Pengembangan pembelajaran tematik integratif di sekolah didasarkan pada beberapa teori psikologi
belajar, yaitu teori perkembangan Jean Piaget, teori belajar
Konstruktivisme, teori belajar Vygotski, teori belajar Bandura, dan teori
belajar Bruner (Trianto, 2010:101). Masing- masing teori tersebut akan
diuraikan sebagai berikut:
A. Teori Perkembangan
Kognitif Jean Piaget
Dalam pandangan Piaget,
anak memiliki cara tersendiri dalam menginterpretasikan dan beradaptasi
dengan lingkungannya. Setiap anak memiliki struktur kognitif yang
berbeda-beda dalam memahami lingkungan sekitarnya. Pemahaman individu
terhadap objek di lingkungan sekitar melalui proses asimilasi
(menghubungkan pengetahuan tentang objek dengan konsep yang sudah ada
dalam pikiran) dan akomodasi (proses pemanfaatan konsep dalam
pikiran untuk memahami objek). Jika keduanya dapat berlangsung
terus menerus maka akan terjadi keseimbangan (equilibration) antara
konsep lama dan pemahaman yang baru (Gredler, 1991:311)
Piaget mengemukakan
tahapan-tahapan perkembangan kognitif pada individu. Pada anak usia
sekolah dasar, tahap perkembangan kognitif berada pada operasi konkrit.
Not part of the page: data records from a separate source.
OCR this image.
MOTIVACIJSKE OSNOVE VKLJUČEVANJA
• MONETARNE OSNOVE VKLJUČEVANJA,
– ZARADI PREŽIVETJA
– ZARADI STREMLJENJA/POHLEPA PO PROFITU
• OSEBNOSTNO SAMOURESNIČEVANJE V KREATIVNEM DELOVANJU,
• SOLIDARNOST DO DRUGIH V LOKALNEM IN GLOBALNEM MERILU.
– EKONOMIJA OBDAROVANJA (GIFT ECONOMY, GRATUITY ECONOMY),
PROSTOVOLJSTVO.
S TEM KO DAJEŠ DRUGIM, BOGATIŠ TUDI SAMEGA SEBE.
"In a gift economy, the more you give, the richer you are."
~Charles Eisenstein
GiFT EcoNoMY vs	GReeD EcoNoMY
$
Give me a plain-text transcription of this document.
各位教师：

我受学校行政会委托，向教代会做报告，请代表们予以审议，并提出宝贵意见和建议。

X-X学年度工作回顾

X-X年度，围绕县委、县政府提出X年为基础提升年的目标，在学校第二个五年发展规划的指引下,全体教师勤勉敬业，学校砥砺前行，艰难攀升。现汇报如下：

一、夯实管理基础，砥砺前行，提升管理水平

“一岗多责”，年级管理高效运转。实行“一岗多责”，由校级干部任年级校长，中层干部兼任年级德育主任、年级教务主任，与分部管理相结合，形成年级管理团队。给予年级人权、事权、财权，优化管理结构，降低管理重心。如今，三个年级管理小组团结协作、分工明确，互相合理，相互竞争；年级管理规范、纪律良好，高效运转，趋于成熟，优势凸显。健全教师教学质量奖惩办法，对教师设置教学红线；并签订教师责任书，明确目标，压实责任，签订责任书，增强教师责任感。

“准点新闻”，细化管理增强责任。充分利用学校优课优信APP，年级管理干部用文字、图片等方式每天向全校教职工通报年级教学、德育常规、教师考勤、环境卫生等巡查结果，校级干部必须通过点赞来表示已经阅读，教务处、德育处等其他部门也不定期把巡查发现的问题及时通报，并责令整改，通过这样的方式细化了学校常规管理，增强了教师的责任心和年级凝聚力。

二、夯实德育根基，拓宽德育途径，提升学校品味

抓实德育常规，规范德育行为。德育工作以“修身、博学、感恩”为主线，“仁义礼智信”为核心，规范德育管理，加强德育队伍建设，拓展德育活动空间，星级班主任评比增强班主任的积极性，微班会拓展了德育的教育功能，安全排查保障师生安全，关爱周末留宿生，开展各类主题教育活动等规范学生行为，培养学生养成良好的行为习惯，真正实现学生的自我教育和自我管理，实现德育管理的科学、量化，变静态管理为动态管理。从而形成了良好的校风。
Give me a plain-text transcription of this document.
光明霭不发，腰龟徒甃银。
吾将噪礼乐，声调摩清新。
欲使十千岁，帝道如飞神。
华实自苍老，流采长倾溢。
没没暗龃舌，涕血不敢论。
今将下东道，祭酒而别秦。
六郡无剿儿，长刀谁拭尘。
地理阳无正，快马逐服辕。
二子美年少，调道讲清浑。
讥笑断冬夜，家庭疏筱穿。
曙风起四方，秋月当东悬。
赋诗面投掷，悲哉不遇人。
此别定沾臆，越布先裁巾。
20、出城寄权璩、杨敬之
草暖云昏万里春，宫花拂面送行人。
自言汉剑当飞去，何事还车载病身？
Perilaku belajar yang muncul pada fase tersebut adalah:
1) mulai memandang
realitas secara objektif
2) mulai berpikir
oprasional untuk mengklasifikasikan objek-objek yang ada di sekitarnya
3) mulai menggunakan
prinsip-prinsip logika ilmiah yang sederhana
4) memahami konsep
volume, substansi, zat cair, padat, panjang, lebar, luas, berat.
Melihat perilaku belajar
anak usia sekolah dasar sebagaimana tersebut di atas, maka kecenderungan
belajar anak-anak usia sekolah dasar adalah konkrit, integratif, dan
hirarkhis. Konkrit mengandung makna bahwa pembelajaran dilaksanakan dengan
menghadirkan bendabenda konkrit yang ada di sekitarnya yang dapat dilihat,
diraba, dicium, didengar. Integratif berarti pembelajaran disajikan dalam
satu keutuhan, tidak dipisah-pisah dalam berbagai disiplin ilmu. Hirarkhis
berarti anak belajar mengikuti alur-alur yang bertahap, dari yang mudah
menuju yang sulit, dari yang sederhana menuju yang kompleks. Oleh
karenanya dalam menyusun materi untuk anak usia sekolah dasar harus memperhatikan
urutan logis, keterkaitan antar materi, keluasan dan kedalamannya.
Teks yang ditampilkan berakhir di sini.